An Interest Rate Collar is an agreement limiting the range of interest rate fluctuations. It is addressed to businesses that have taken out loans and wish to limit a potential interest rate fluctuation between predefined caps and floors.
Features and benefits
- It enables businesses to lock in an acceptable interest rate range (cap and floor) for their loan repayment.
- The business continues to pay the loan on a fluctuating basis for as long as the Euribor interest rate is within the predefined range.
- The business knows the maximum and minimum possible loan repayment cost at any time.
- The risk from a potential increase in interest rates is significantly reduced, but not completely eliminated for interest rate values within the predefined range.
- Flexible transaction terms (term, amount, repayment plan, interest-bearing period).
- Zero-cost strategy (usually).
- Option to reverse or terminate the transaction earlier.
- Option to set different caps and floors, even per period, with a premium readjustment.
Example
A business has taken out 5-year loans with semi-annual payments and a reference rate of 6-month Euribor.
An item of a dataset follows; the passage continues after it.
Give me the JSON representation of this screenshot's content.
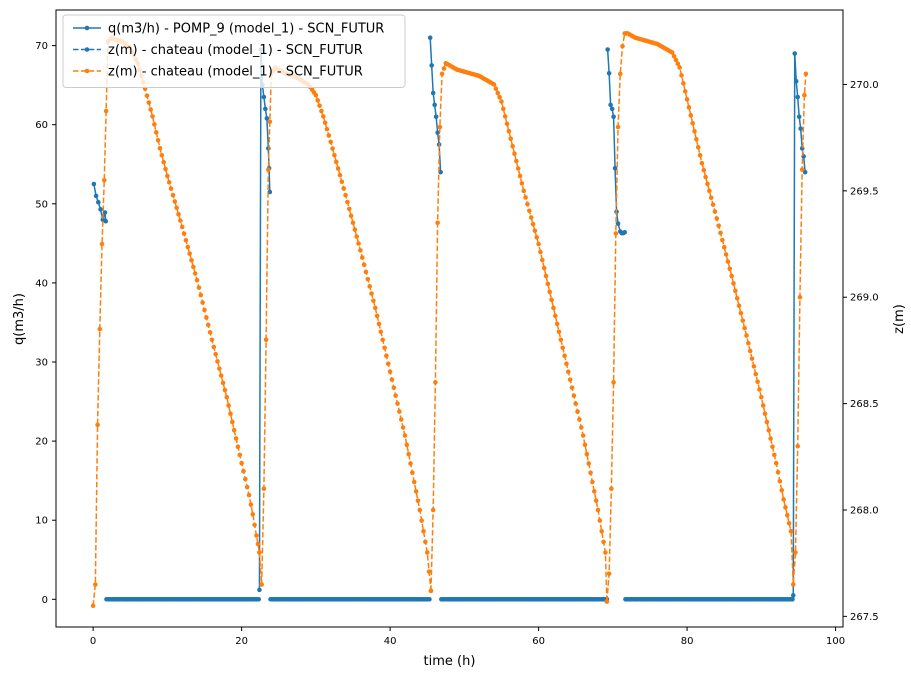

The business has the option to choose zero-cost protection (premium) against a future increase in interest rates by setting the cap and accepting the floor.
The business chooses a 2% cap and a 0.50% floor for the 6-month Euribor. For the 6-month periods when the 6-month Euribor is higher than 2%, the business indirectly pays 2% + spread on their loan obligations. For the 6-month periods when the 6-month Euribor is lower than 0.50%, the business indirectly pays 0.50% + spread on their loan obligations.
The information we provide about Eurobank products and services is general and non-binding.